The best way I can think to describe The Haunted Man is to equate it to a big gift basket of creative goodies. Tribal beats (“All Your Gold”), classical piano (“Laura”), dubstep-esque clamors (“Lillies”) and even something akin to a Gregorian chant (“The Haunted Man”) can all be heard on the album. They are seamlessly paired with and overlaid onto Khan’s vocals which, despite being delicately haunting, still manages to give off the impression of strength and power. She takes on the role of a supernatural force and displays quite a range, hitting high notes in “Deep Sea Diver” that pierce the air like the most finely tuned woodwind instrument.

Media are mixed too as the album is an extremely visual experience. It moves slowly, suspending the listener in time and space, evoking images with every note. Khan’s background as a visual artist is immediately evident, and it is easy to believe her when she says that writing music takes a visual place in her mind. The Haunted Man is all about crossing boundaries and defying norms, and whether she is mixing and matching genres or forms, Khan manages to pull it off with ease.
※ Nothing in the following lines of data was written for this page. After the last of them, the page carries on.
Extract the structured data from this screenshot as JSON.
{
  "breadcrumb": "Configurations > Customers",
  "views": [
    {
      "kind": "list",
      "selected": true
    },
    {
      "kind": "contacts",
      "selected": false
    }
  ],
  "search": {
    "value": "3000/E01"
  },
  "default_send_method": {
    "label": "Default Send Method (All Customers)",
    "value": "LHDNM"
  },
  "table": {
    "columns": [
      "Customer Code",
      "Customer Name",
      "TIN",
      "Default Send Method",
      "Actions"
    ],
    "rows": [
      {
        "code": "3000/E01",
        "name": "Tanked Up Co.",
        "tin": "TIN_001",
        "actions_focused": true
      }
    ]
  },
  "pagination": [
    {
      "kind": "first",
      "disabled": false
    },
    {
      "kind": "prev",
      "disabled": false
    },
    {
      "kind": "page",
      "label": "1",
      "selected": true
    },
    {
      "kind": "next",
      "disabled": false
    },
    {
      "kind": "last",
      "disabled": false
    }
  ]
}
And this is perhaps what is most impressive about the album. Despite sampling from such a broad range of cultures, genres and media, the album maintains an air of organicism that keeps it from sounding contrived. Described on Khan’s website as an autobiographical record that heavily influenced by the rediscovery of her roots, The Haunted Man stands, therefore, as a true testament to her talent and her vision—this is evidently not something that can be learned, which makes it all the more rare and admirable a feat.